= Abhimāna =

Hindu philosophy

Abhimāna (Sanskrit:अभिमान) variously means – pride, false prestige, desire, an impression, the conception, by self-conception, from the misconception; in Hindu philosophy, it means – prideful attachment of "I-sense" i.e. man (to think) + māna (too much); it also means – identify or identification and also refers to selfish conviction, for abhimāna is the function of ahamkara (ego) as the state of mind which interprets experience as " mine ".

The psychological sense of "I" am experience is ahamkāra which comes about as and when owing to avidya , Brahman, the Universal transcendental Self, is distinguished from the Jiva, the empirical individual self. Sanga (one's associations), mamkāra (attachments) and moha (attractions) are the three aspects of abhimāna (ego-consciousness) which produces katrtva (the sense agency) as the deliberate consciousness of niścaya (decision) without which there would be no difference between the self and other material objects; buddhi (intellect), which manifests according to vāsanās (impressions), is deliberate decision.

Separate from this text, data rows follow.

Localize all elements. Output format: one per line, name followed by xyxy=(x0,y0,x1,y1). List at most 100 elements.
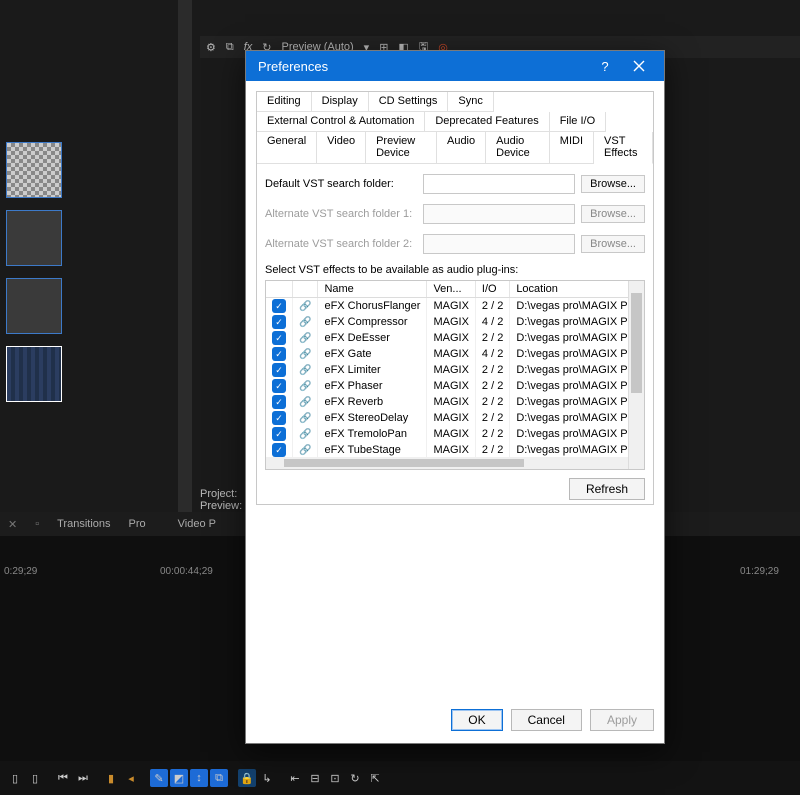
tray-icon[interactable]: ▯ xyxy=(6,769,24,787)
tool-icon[interactable]: ↻ xyxy=(346,769,364,787)
table-row[interactable]: 🔗eFX CompressorMAGIX4 / 2D:\vegas pro\MA… xyxy=(266,314,628,330)
tab-general[interactable]: General xyxy=(257,132,317,164)
table-row[interactable]: 🔗eFX DeEsserMAGIX2 / 2D:\vegas pro\MAGIX… xyxy=(266,330,628,346)
tab-audio[interactable]: Audio xyxy=(437,132,486,164)
checkbox[interactable] xyxy=(272,411,286,425)
checkbox[interactable] xyxy=(272,363,286,377)
default-vst-input[interactable] xyxy=(423,174,575,194)
column-header[interactable]: I/O xyxy=(475,281,509,298)
tool-icon[interactable]: ⇱ xyxy=(366,769,384,787)
media-thumb[interactable] xyxy=(6,210,62,266)
cell-name: eFX Reverb xyxy=(318,394,427,410)
table-row[interactable]: 🔗eFX PhaserMAGIX2 / 2D:\vegas pro\MAGIX … xyxy=(266,378,628,394)
tool-icon[interactable]: 🔒 xyxy=(238,769,256,787)
tab-close-icon[interactable]: ✕ xyxy=(8,518,17,531)
tab-video-preview[interactable]: Video P xyxy=(178,518,216,530)
cell-location: D:\vegas pro\MAGIX Plugins\es xyxy=(510,298,628,315)
cancel-button[interactable]: Cancel xyxy=(511,709,582,731)
ok-button[interactable]: OK xyxy=(451,709,502,731)
table-row[interactable]: 🔗eFX TubeStageMAGIX2 / 2D:\vegas pro\MAG… xyxy=(266,442,628,458)
grid-hscrollbar[interactable] xyxy=(266,457,628,469)
table-row[interactable]: 🔗eFX ReverbMAGIX2 / 2D:\vegas pro\MAGIX … xyxy=(266,394,628,410)
table-row[interactable]: 🔗eFX StereoDelayMAGIX2 / 2D:\vegas pro\M… xyxy=(266,410,628,426)
column-header[interactable]: Name xyxy=(318,281,427,298)
browse-button[interactable]: Browse... xyxy=(581,175,645,193)
cell-vendor: MAGIX xyxy=(427,314,475,330)
checkbox[interactable] xyxy=(272,347,286,361)
field-default-vst: Default VST search folder: Browse... xyxy=(265,174,645,194)
grid-vscrollbar[interactable] xyxy=(628,281,644,469)
help-button[interactable]: ? xyxy=(588,51,622,81)
checkbox[interactable] xyxy=(272,427,286,441)
tool-icon[interactable]: ⊡ xyxy=(326,769,344,787)
alt2-vst-input xyxy=(423,234,575,254)
column-header[interactable] xyxy=(293,281,318,298)
table-row[interactable]: 🔗eFX LimiterMAGIX2 / 2D:\vegas pro\MAGIX… xyxy=(266,362,628,378)
tab-vst-effects[interactable]: VST Effects xyxy=(594,132,653,164)
table-row[interactable]: 🔗eFX ChorusFlangerMAGIX2 / 2D:\vegas pro… xyxy=(266,298,628,315)
plugin-icon: 🔗 xyxy=(293,330,318,346)
media-thumb[interactable] xyxy=(6,278,62,334)
tool-icon[interactable]: ↳ xyxy=(258,769,276,787)
media-thumb[interactable] xyxy=(6,346,62,402)
tab-file-i-o[interactable]: File I/O xyxy=(550,112,606,132)
refresh-button[interactable]: Refresh xyxy=(569,478,645,500)
tab-external-control-automation[interactable]: External Control & Automation xyxy=(257,112,425,132)
cell-location: D:\vegas pro\MAGIX Plugins\es xyxy=(510,378,628,394)
tool-icon[interactable]: ✎ xyxy=(150,769,168,787)
field-alt-vst-1: Alternate VST search folder 1: Browse... xyxy=(265,204,645,224)
tab-cd-settings[interactable]: CD Settings xyxy=(369,92,449,112)
dialog-titlebar[interactable]: Preferences ? xyxy=(246,51,664,81)
panel-scrollbar[interactable] xyxy=(178,0,192,515)
tab-sync[interactable]: Sync xyxy=(448,92,493,112)
tab-midi[interactable]: MIDI xyxy=(550,132,594,164)
tray-icon[interactable]: ⏮ xyxy=(54,769,72,787)
cell-location: D:\vegas pro\MAGIX Plugins\es xyxy=(510,410,628,426)
column-header[interactable] xyxy=(266,281,293,298)
tool-icon[interactable]: ↕ xyxy=(190,769,208,787)
cell-vendor: MAGIX xyxy=(427,394,475,410)
cell-vendor: MAGIX xyxy=(427,330,475,346)
vst-list-label: Select VST effects to be available as au… xyxy=(265,264,645,276)
column-header[interactable]: Location xyxy=(510,281,628,298)
tool-icon[interactable]: ⇤ xyxy=(286,769,304,787)
tool-icon[interactable]: ⊟ xyxy=(306,769,324,787)
media-thumb[interactable] xyxy=(6,142,62,198)
browse-button[interactable]: Browse... xyxy=(581,235,645,253)
checkbox[interactable] xyxy=(272,299,286,313)
tool-icon[interactable]: ◩ xyxy=(170,769,188,787)
timecode: 00:00:44;29 xyxy=(160,566,213,577)
tab-pin-icon[interactable]: ▫ xyxy=(35,518,39,530)
tab-pro[interactable]: Pro xyxy=(129,518,146,530)
tab-editing[interactable]: Editing xyxy=(257,92,312,112)
cell-name: eFX StereoDelay xyxy=(318,410,427,426)
plugin-icon: 🔗 xyxy=(293,314,318,330)
table-row[interactable]: 🔗eFX TremoloPanMAGIX2 / 2D:\vegas pro\MA… xyxy=(266,426,628,442)
close-icon[interactable] xyxy=(622,51,656,81)
cell-io: 2 / 2 xyxy=(475,378,509,394)
tab-transitions[interactable]: Transitions xyxy=(57,518,110,530)
tab-video[interactable]: Video xyxy=(317,132,366,164)
checkbox[interactable] xyxy=(272,331,286,345)
tab-display[interactable]: Display xyxy=(312,92,369,112)
gear-icon[interactable]: ⚙ xyxy=(206,41,216,54)
tray-icon[interactable]: ▯ xyxy=(26,769,44,787)
tray-icon[interactable]: ⏭ xyxy=(74,769,92,787)
cell-name: eFX ChorusFlanger xyxy=(318,298,427,315)
tab-audio-device[interactable]: Audio Device xyxy=(486,132,550,164)
checkbox[interactable] xyxy=(272,395,286,409)
dialog-title: Preferences xyxy=(258,59,588,74)
tray-icon[interactable]: ◂ xyxy=(122,769,140,787)
checkbox[interactable] xyxy=(272,315,286,329)
tab-preview-device[interactable]: Preview Device xyxy=(366,132,437,164)
tray-icon[interactable]: ▮ xyxy=(102,769,120,787)
browse-button[interactable]: Browse... xyxy=(581,205,645,223)
copy-icon[interactable]: ⧉ xyxy=(226,41,234,54)
checkbox[interactable] xyxy=(272,379,286,393)
table-row[interactable]: 🔗eFX GateMAGIX4 / 2D:\vegas pro\MAGIX Pl… xyxy=(266,346,628,362)
tab-deprecated-features[interactable]: Deprecated Features xyxy=(425,112,549,132)
tool-icon[interactable]: ⧉ xyxy=(210,769,228,787)
column-header[interactable]: Ven... xyxy=(427,281,475,298)
checkbox[interactable] xyxy=(272,443,286,457)
cell-name: eFX Limiter xyxy=(318,362,427,378)
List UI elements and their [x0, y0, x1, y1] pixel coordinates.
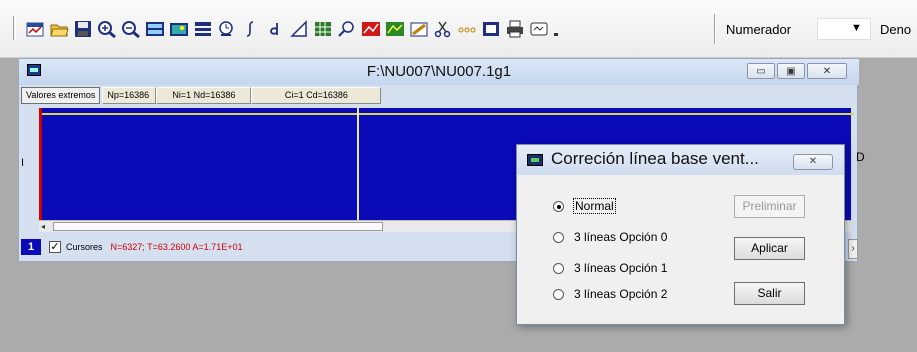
close-button[interactable]: ✕ [807, 63, 847, 79]
zoom-out-icon[interactable] [120, 19, 141, 40]
plot-axis-label: I [21, 157, 25, 169]
image-view-icon[interactable] [168, 19, 189, 40]
scroll-left-icon[interactable]: ◂ [41, 222, 45, 231]
chevron-down-icon[interactable]: ▼ [851, 22, 862, 34]
radio-dot[interactable] [553, 288, 564, 300]
radio-dot[interactable] [553, 262, 564, 274]
chart-view-icon[interactable] [144, 19, 165, 40]
dialog-title: Correción línea base vent... [551, 149, 759, 168]
scroll-right-icon[interactable]: › [848, 239, 858, 259]
radio-dot[interactable] [553, 200, 564, 212]
radio-label: 3 líneas Opción 0 [574, 230, 668, 244]
salir-button[interactable]: Salir [734, 282, 805, 305]
minimize-button[interactable]: ▭ [747, 63, 775, 79]
radio-dot[interactable] [553, 231, 564, 243]
layout-icon[interactable] [192, 19, 213, 40]
cursors-checkbox[interactable]: ✓ [49, 241, 61, 253]
cursor-line[interactable] [357, 108, 359, 220]
green-chart-icon[interactable] [384, 19, 405, 40]
baseline-correction-dialog: Correción línea base vent... ✕ Normal 3 … [516, 144, 845, 325]
toolbar-icons [24, 18, 563, 40]
grid-table-icon[interactable] [312, 19, 333, 40]
search-icon[interactable] [336, 19, 357, 40]
numerador-combo[interactable] [817, 18, 871, 40]
cursors-label: Cursores [66, 242, 103, 252]
numerador-label: Numerador [726, 22, 792, 37]
toolbar-grip[interactable] [13, 16, 16, 40]
radio-label: Normal [573, 198, 616, 214]
maximize-button[interactable]: ▣ [777, 63, 805, 79]
radio-option-1[interactable]: 3 líneas Opción 1 [553, 260, 667, 276]
pencil-icon[interactable] [408, 19, 429, 40]
radio-label: 3 líneas Opción 2 [574, 287, 668, 301]
toolbar-separator [714, 14, 716, 44]
save-sheet-icon[interactable] [24, 19, 45, 40]
signal-trace [42, 113, 854, 115]
document-title-bar[interactable]: F:\NU007\NU007.1g1 ▭ ▣ ✕ [19, 59, 859, 85]
zoom-in-icon[interactable] [96, 19, 117, 40]
ellipsis-icon[interactable] [456, 19, 477, 40]
radio-normal[interactable]: Normal [553, 198, 616, 214]
radio-option-2[interactable]: 3 líneas Opción 2 [553, 286, 667, 302]
window-icon[interactable] [528, 19, 549, 40]
radio-option-0[interactable]: 3 líneas Opción 0 [553, 229, 667, 245]
extremes-button[interactable]: Valores extremos [21, 87, 101, 104]
red-chart-icon[interactable] [360, 19, 381, 40]
ci-cd-field: Ci=1 Cd=16386 [251, 87, 382, 104]
dropdown-arrow-icon[interactable] [552, 19, 560, 40]
dialog-title-bar[interactable]: Correción línea base vent... ✕ [517, 145, 844, 175]
frame-icon[interactable] [480, 19, 501, 40]
derivative-icon[interactable] [264, 19, 285, 40]
aplicar-button[interactable]: Aplicar [734, 237, 805, 260]
channel-number: 1 [21, 239, 41, 255]
scroll-thumb[interactable] [53, 222, 383, 231]
cursor-readout: N=6327; T=63.2600 A=1.71E+01 [110, 242, 243, 252]
np-field: Np=16386 [102, 87, 157, 104]
print-icon[interactable] [504, 19, 525, 40]
ni-nd-field: Ni=1 Nd=16386 [156, 87, 252, 104]
edge-label: D [856, 150, 865, 164]
document-title: F:\NU007\NU007.1g1 [366, 63, 512, 80]
dialog-close-button[interactable]: ✕ [793, 154, 833, 170]
cut-icon[interactable] [432, 19, 453, 40]
preliminar-button[interactable]: Preliminar [734, 195, 805, 218]
main-toolbar: Numerador ▼ Deno [0, 0, 917, 58]
info-bar: Valores extremos Np=16386 Ni=1 Nd=16386 … [21, 87, 382, 104]
floppy-save-icon[interactable] [72, 19, 93, 40]
dialog-app-icon [527, 154, 543, 166]
open-folder-icon[interactable] [48, 19, 69, 40]
time-icon[interactable] [216, 19, 237, 40]
radio-label: 3 líneas Opción 1 [574, 261, 668, 275]
integral-icon[interactable] [240, 19, 261, 40]
triangle-ruler-icon[interactable] [288, 19, 309, 40]
denominador-label: Deno [880, 22, 912, 37]
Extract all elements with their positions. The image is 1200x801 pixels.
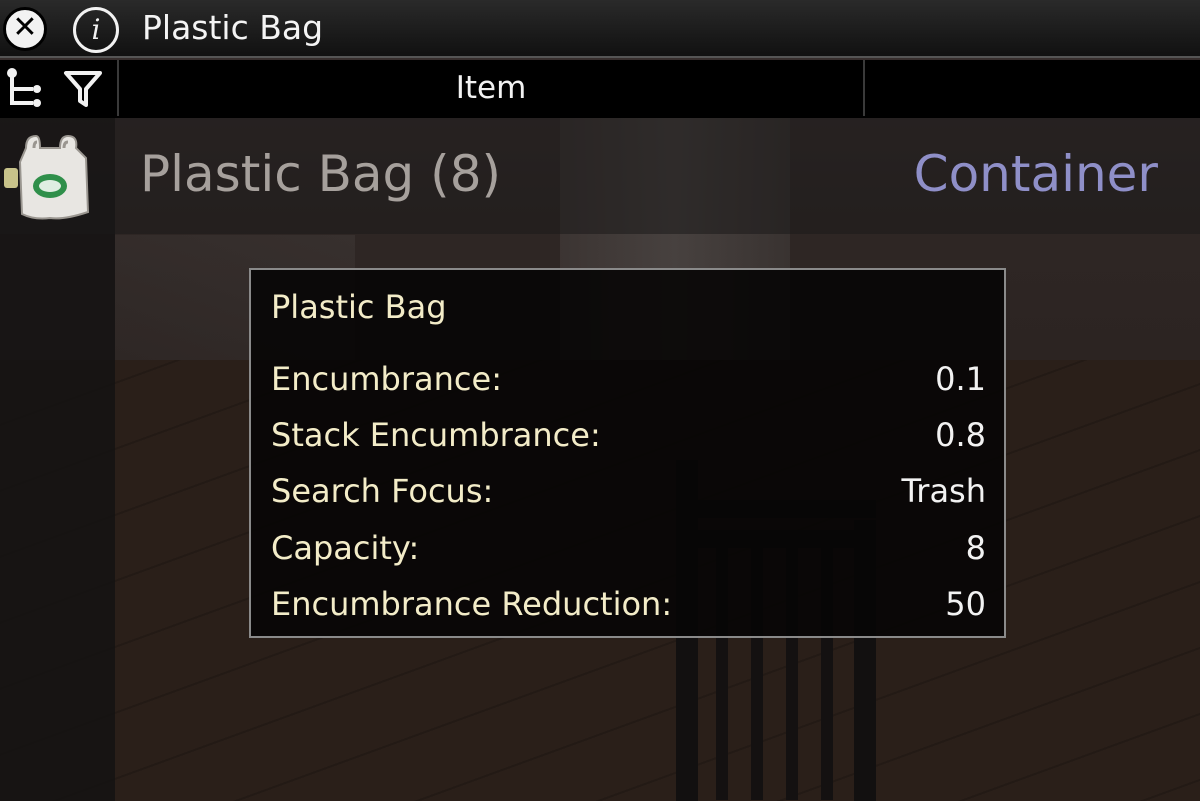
item-category: Container: [913, 145, 1158, 203]
property-value: Trash: [901, 472, 986, 510]
property-label: Capacity:: [271, 529, 420, 567]
property-label: Stack Encumbrance:: [271, 416, 601, 454]
tooltip-title: Plastic Bag: [271, 288, 447, 326]
column-header-item[interactable]: Item: [117, 60, 865, 116]
item-tooltip: Plastic Bag Encumbrance: 0.1 Stack Encum…: [249, 268, 1006, 638]
info-icon[interactable]: i: [73, 7, 119, 53]
tooltip-property-row: Encumbrance: 0.1: [271, 360, 986, 406]
tooltip-property-row: Search Focus: Trash: [271, 472, 986, 518]
plastic-bag-icon: [4, 128, 96, 220]
tooltip-property-row: Encumbrance Reduction: 50: [271, 585, 986, 631]
property-label: Encumbrance Reduction:: [271, 585, 673, 623]
property-value: 8: [965, 529, 986, 567]
column-header-type[interactable]: [866, 60, 1200, 116]
window-title: Plastic Bag: [142, 8, 324, 47]
property-value: 50: [945, 585, 986, 623]
filter-icon[interactable]: [58, 63, 108, 115]
property-value: 0.1: [935, 360, 986, 398]
tooltip-property-row: Capacity: 8: [271, 529, 986, 575]
tree-view-icon[interactable]: [3, 63, 53, 115]
item-name: Plastic Bag (8): [140, 145, 502, 203]
property-value: 0.8: [935, 416, 986, 454]
property-label: Search Focus:: [271, 472, 494, 510]
window-titlebar: ✕ i Plastic Bag: [0, 0, 1200, 58]
property-label: Encumbrance:: [271, 360, 502, 398]
tooltip-property-row: Stack Encumbrance: 0.8: [271, 416, 986, 462]
close-icon[interactable]: ✕: [3, 7, 47, 51]
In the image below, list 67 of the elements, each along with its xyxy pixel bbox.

अन्तःकरणमेतेषु चक्षुरादिषु वर्ष्मणि
— अहमित्यभिमानेन तिष्ठत्याभासतेजसा, "The antahkarana (internal organ, the mind) has its seat in these, the eye and other organs of the body identifying itself with them with the sense of "I" by reflection of the ātman in it."

, Vivekachudamani, 105

Shankara tells us that the mind or manas dwells in the organs and body as aham (ego) with abhimāna – अहमित्यभिमानेन in the reflected brightness of the atman as the kartā (doer) and the bhoktā (enjoyer) experiencing all three states of consciousness but the atman, the witness of everything, limited by buddhi is not tainted by anything that buddhi does – अशेषसाक्षी for the taint of action attaches only to the actor, the ātman does not act. This abhimāna or identification with names and forms dependent on the perishable body, as also with the subtle body, needs to be given up entirely in order to realize akhanda ānanda (inseparable bliss). Vācaspati Miśra explains that it is ahamkāra (empirical ego) which presides over the objects intuited by the sense-organs and then definitely perceived by the mind; and that the sense-organ intuits the object, manas reflects on it, ahamkāra appropriates it and finally buddhi (intellect) resolves which way the intended action must proceed.

Abhimāna is the false sense of "I" and "mine"; it is because of the emphatic identity (abhimāna) with one's body etc., that there is pramata (cognising subject) and involvement with pramānas (acts or processes of knowing, perception, inference and the rest) owing to functioning of the senses as resulting from avidyā (ignorance) and resulting in bondage. Examined from the level of social consciousness, ātman or the transcendental consciousness is certainly essential for man's being but upadhis (limitations) are its accidental parts the self-identification with which gives rise to abhimāna (identification with the body) that makes man a socio-spiritual being subjective and objective, both, and becomes the basis for his adhikāra (social and ritual eligibility). According to the Shudha Advaita school of Vallabha Acharya, saguna means – one having the abhimāna of gunas (forming part of one's own self), the nirguna is one having no abhimāna.

The Lakshmi Tantra tells us that "ahamkāra which is a cognitive-sense, is identical with abhimāna" and "the awareness of the knower in relating time and place to himself is called abhimāna". For most people desiring success, incidental gains and weighed down by sense of self-respect abhimāna is a virtue but for those who are wise and contented, it is mere pride associated with arrogance. Bhoja, who outlined the theory of Rasa (experience of delight), attaches great importance to abhimāna or ahankāra (ego). He states that the rasika who has rasa in him has it because of sringara (peak), ahamkāra and abhimāna, enjoyable as a guna of his atman; he uses the term abhimāna in a good sense. From ahamkāra rises abhimāna that originates sringāra, and from abhimāna rises rati (love, amorousness), and from rati are originated all rasas.